CS 142 Introduction to Computer Science II
Spring 2005

Official Course Description. This course will further develop and expand upon the topics introduced in CS 141. Advanced programming techniques will be covered, with extensive use of recursion and dynamic data structures. Abstract data types, including lists, queues, trees and graphs, will be studied. Specific emphasis will be given to tree traversals and binary search trees. Algorithms for searching and sorting will be explored along with methods of comparative analysis. The topics in this course provide an essential foundation for the further study of computer science.

Prerequisites. CS141 or equivalent.

Location and Times. Science Center 354, TuTh 11:00-12:15.

Instructor. Chris Lynch. Science Center 377, 268-2384, clynch@clarkson.edu.

Office Hours. TTh 2:30-5:00 but they will probably change

Teaching Assistant. Todd Deshane. Office Hours: TBA, in the ITL lab (SC334).

Required Text. Online book. Table of Contents, Chapter 1, Chapter 2, Chapter 3, Chapter 4, Appendix, Bibliography.

Course Objectives.

  1. To learn fundamental programming principles and techniques including data abstraction, elementary data structures, basic notions of object-oriented programming, analysis of algorithms and recursion.

  2. To further develop coding and debugging skills.
Demonstrable outcomes. By the end of the semester,
  1. You will have a good understanding of the principles and techniques mentioned in Objective 1 above.

  2. You will be able to use them in the design and implementation of C++ programs of a moderate size.

  3. You will be able to implement elementary data structures including lists, stacks and queues.

  4. You will understand the importance of using standard software components and will be familiar with the basic data structures and algorithms provided in the C++ Standard Template Library.

  5. You will be able to analyze the running time of simple algorithms.

  6. You will be able to implement and analyze basic algorithms for searching, sorting and, if time permits, tree traversal.

Topics to be covered. Data abstraction, classes, object-oriented design, lists, vectors, stacks, queues, linked lists, iterators, templates, the STL, analysis of algorithms, recursion, sound programming principles. If time permits, inheritance, polymorphism, trees and binary search trees.

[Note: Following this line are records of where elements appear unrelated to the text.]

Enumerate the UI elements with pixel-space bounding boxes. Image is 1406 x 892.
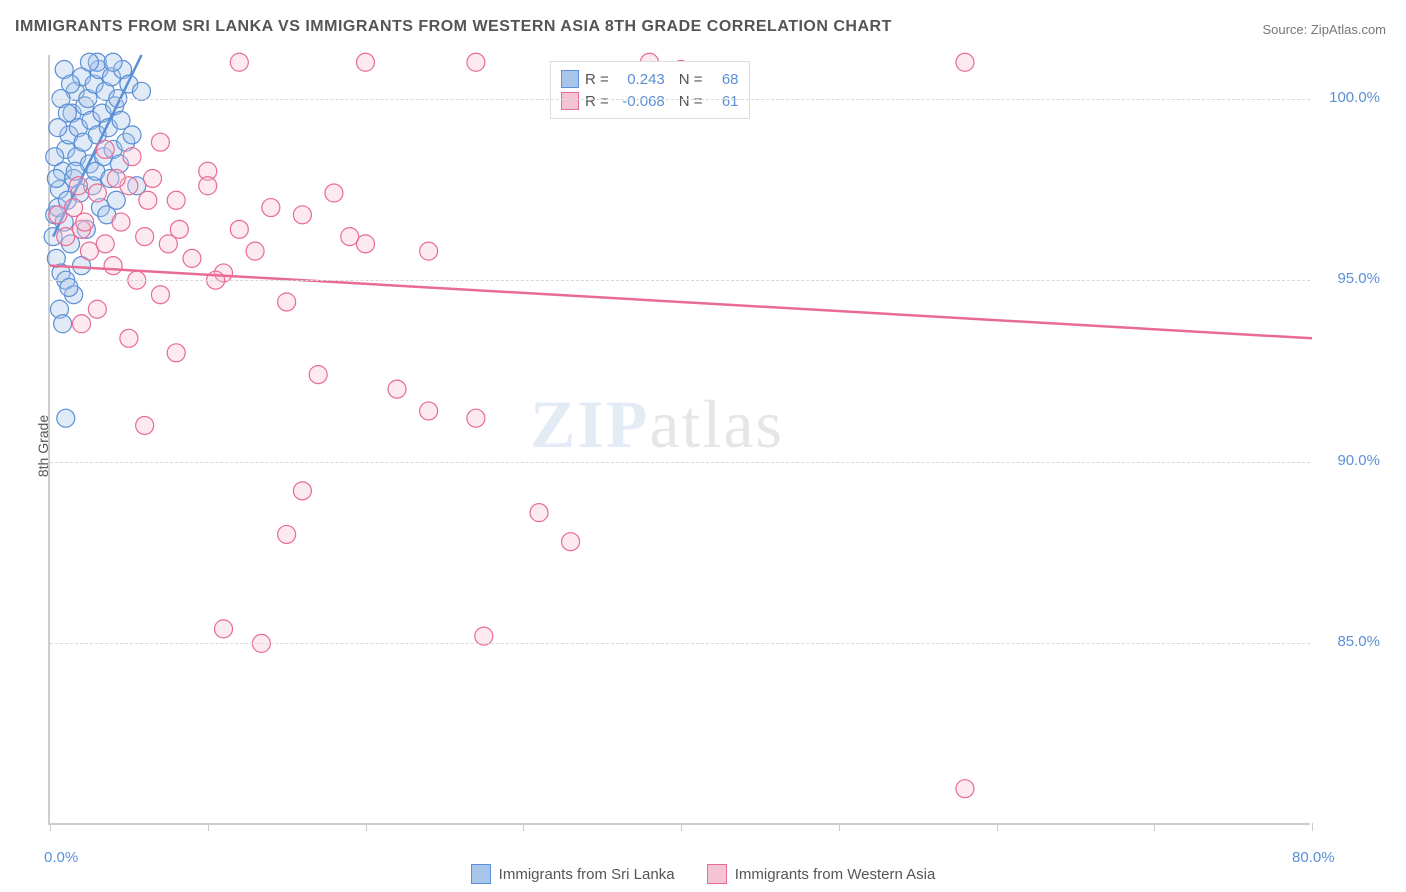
- data-point: [80, 53, 98, 71]
- data-point: [96, 140, 114, 158]
- legend-row-0: R = 0.243 N = 68: [561, 68, 739, 90]
- data-point: [139, 191, 157, 209]
- x-tick: [839, 823, 840, 831]
- y-tick-label: 85.0%: [1337, 633, 1380, 650]
- x-tick: [997, 823, 998, 831]
- data-point: [151, 133, 169, 151]
- data-point: [136, 416, 154, 434]
- data-point: [309, 366, 327, 384]
- data-point: [341, 228, 359, 246]
- x-tick: [50, 823, 51, 831]
- series-legend: Immigrants from Sri Lanka Immigrants fro…: [0, 864, 1406, 888]
- data-point: [293, 482, 311, 500]
- legend-row-1: R = -0.068 N = 61: [561, 90, 739, 112]
- gridline: [50, 462, 1310, 463]
- legend-bottom-swatch-0: [471, 864, 491, 884]
- legend-item-1: Immigrants from Western Asia: [707, 864, 936, 884]
- data-point: [388, 380, 406, 398]
- n-value-1: 61: [709, 93, 739, 110]
- data-point: [956, 780, 974, 798]
- data-point: [167, 191, 185, 209]
- source-label: Source: ZipAtlas.com: [1262, 22, 1386, 37]
- n-label-1: N =: [679, 93, 703, 110]
- data-point: [262, 199, 280, 217]
- data-point: [88, 300, 106, 318]
- data-point: [230, 53, 248, 71]
- data-point: [420, 402, 438, 420]
- chart-title: IMMIGRANTS FROM SRI LANKA VS IMMIGRANTS …: [15, 18, 892, 36]
- y-tick-label: 100.0%: [1329, 89, 1380, 106]
- data-point: [230, 220, 248, 238]
- data-point: [170, 220, 188, 238]
- data-point: [88, 184, 106, 202]
- gridline: [50, 643, 1310, 644]
- data-point: [183, 249, 201, 267]
- data-point: [123, 148, 141, 166]
- data-point: [104, 257, 122, 275]
- correlation-legend: R = 0.243 N = 68 R = -0.068 N = 61: [550, 61, 750, 119]
- legend-bottom-swatch-1: [707, 864, 727, 884]
- data-point: [467, 409, 485, 427]
- n-value-0: 68: [709, 71, 739, 88]
- legend-swatch-0: [561, 70, 579, 88]
- data-point: [956, 53, 974, 71]
- plot-area: ZIPatlas R = 0.243 N = 68 R = -0.068 N =…: [48, 55, 1310, 825]
- x-tick: [681, 823, 682, 831]
- data-point: [107, 191, 125, 209]
- legend-swatch-1: [561, 92, 579, 110]
- data-point: [278, 293, 296, 311]
- gridline: [50, 99, 1310, 100]
- data-point: [73, 315, 91, 333]
- data-point: [562, 533, 580, 551]
- data-point: [58, 104, 76, 122]
- data-point: [467, 53, 485, 71]
- x-tick: [366, 823, 367, 831]
- data-point: [54, 315, 72, 333]
- trend-line: [50, 266, 1312, 339]
- data-point: [123, 126, 141, 144]
- data-point: [199, 177, 217, 195]
- data-point: [107, 169, 125, 187]
- data-point: [530, 504, 548, 522]
- x-tick: [1154, 823, 1155, 831]
- x-tick: [523, 823, 524, 831]
- data-point: [96, 235, 114, 253]
- data-point: [293, 206, 311, 224]
- data-point: [47, 169, 65, 187]
- r-label-1: R =: [585, 93, 609, 110]
- data-point: [167, 344, 185, 362]
- data-point: [325, 184, 343, 202]
- data-point: [420, 242, 438, 260]
- data-point: [246, 242, 264, 260]
- data-point: [57, 409, 75, 427]
- data-point: [76, 213, 94, 231]
- data-point: [215, 620, 233, 638]
- r-value-0: 0.243: [615, 71, 665, 88]
- legend-item-0: Immigrants from Sri Lanka: [471, 864, 675, 884]
- legend-bottom-label-0: Immigrants from Sri Lanka: [499, 866, 675, 883]
- y-tick-label: 95.0%: [1337, 270, 1380, 287]
- r-label-0: R =: [585, 71, 609, 88]
- r-value-1: -0.068: [615, 93, 665, 110]
- data-point: [120, 329, 138, 347]
- data-point: [62, 75, 80, 93]
- data-point: [104, 53, 122, 71]
- data-point: [136, 228, 154, 246]
- x-tick: [1312, 823, 1313, 831]
- data-point: [357, 53, 375, 71]
- y-tick-label: 90.0%: [1337, 452, 1380, 469]
- x-tick: [208, 823, 209, 831]
- data-point: [46, 148, 64, 166]
- legend-bottom-label-1: Immigrants from Western Asia: [735, 866, 936, 883]
- data-point: [69, 177, 87, 195]
- data-point: [144, 169, 162, 187]
- data-point: [151, 286, 169, 304]
- data-point: [112, 213, 130, 231]
- gridline: [50, 280, 1310, 281]
- data-point: [278, 525, 296, 543]
- n-label-0: N =: [679, 71, 703, 88]
- scatter-svg: [50, 55, 1312, 825]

Grading. Your evaluation will be based on several homework assignments, which will be mostly programming assignments, two tests, and a final exam. Your course grade will be computed using the following formula:

25% A + 20% T1 + 25% T2 + 30% F

I will soon give dates for the two exams.

Policy for missed work. There will be no make-up assignments. Late assignments may be accepted if a good excuse is provided and if arrangements are made at a reasonable time, in advance, if possible. Make-up tests can be arranged under the same conditions. Other special arrangements can be made for students forced to miss more than a few days of class.